Measure work, not people. On the one hand, there are merit reviews, performance appraisals, periodic pay increases, and terminations. These operations, if you like, “measure” people. On the other hand, there is the measurement of work for the purpose of making estimates, projecting work plans, and checking progress against the plans. If you must “measure people,” do it as an entirely separate operation from the measurement of work. Keep these two activities in separate compartments.
The reason: people don’t like to be measured. If they believe the “measurement of work” is being surreptitiously converted to the “measurement of people,” they tend to twist the work measurements to make themselves look better.
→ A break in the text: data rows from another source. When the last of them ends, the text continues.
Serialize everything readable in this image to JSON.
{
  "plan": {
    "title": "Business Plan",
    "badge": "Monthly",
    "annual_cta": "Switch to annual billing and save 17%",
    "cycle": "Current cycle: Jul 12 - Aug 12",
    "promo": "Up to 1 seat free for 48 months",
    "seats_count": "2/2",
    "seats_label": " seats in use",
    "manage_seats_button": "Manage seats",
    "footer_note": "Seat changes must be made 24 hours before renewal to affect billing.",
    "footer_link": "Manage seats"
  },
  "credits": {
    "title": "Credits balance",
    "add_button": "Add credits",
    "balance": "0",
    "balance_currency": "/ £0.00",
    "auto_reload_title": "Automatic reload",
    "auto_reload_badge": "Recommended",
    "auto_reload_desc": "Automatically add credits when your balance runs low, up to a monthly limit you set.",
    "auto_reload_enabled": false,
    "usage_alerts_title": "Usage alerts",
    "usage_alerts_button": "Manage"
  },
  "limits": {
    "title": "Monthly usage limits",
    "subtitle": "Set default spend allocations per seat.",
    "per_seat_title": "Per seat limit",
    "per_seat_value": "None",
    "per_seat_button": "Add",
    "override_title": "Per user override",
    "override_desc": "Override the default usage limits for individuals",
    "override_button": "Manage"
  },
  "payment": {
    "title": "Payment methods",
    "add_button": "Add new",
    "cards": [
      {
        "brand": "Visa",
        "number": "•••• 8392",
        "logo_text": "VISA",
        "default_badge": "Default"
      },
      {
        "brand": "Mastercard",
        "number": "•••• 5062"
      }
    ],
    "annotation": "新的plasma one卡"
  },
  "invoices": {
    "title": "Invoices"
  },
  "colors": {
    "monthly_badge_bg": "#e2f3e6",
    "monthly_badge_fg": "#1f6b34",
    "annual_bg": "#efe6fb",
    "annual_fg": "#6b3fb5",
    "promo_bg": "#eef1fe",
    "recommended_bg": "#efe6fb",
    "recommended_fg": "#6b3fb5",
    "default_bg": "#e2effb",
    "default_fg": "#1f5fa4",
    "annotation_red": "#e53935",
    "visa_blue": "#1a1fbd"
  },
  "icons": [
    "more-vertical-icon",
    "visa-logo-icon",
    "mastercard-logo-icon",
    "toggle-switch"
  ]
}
Estimates, plans, and control are too critical to the business to be based on twisted data.
Don’t focus on one metric. Within the scope of “measuring work,” don’t put special emphasis on one metric to the degree that people begin to think that it is all management is interested in. If that belief becomes prevalent, people begin to twist what is going on to make that one metric look good. Then that twisting twists the other metrics in the other direction. The result is that all the metrics become somewhat inaccurate, and estimates and controls based on them become less effective.
Metrics are not fun. Acquiring, compiling, and keeping metrics handy takes work and time, and time is often scarce in software circles. Because metrics take work and time, people are tempted just to go through the motions. In time the measures become less accurate and less accessible.
Why does this gradual descent into metric darkness happen? Basically, because the metrics are not used. Of course, management can periodically mention the importance of metrics. But talk is cheap. More important, look at them every week or month when they are compiled, and make sure some one notices that you are looking.
The real payoff comes in using the metrics. Use them as a base for estimates, for assigning people and resources in the proper numbers for the time needed, for controlling progress against the plans, and most important of all, for taking action, obvious action, when the comparisons show that progress is off plan. Words have become pretty cheap in the Internet society, but a few still resonate. “Come to dinner, Henry!” People see and feel action.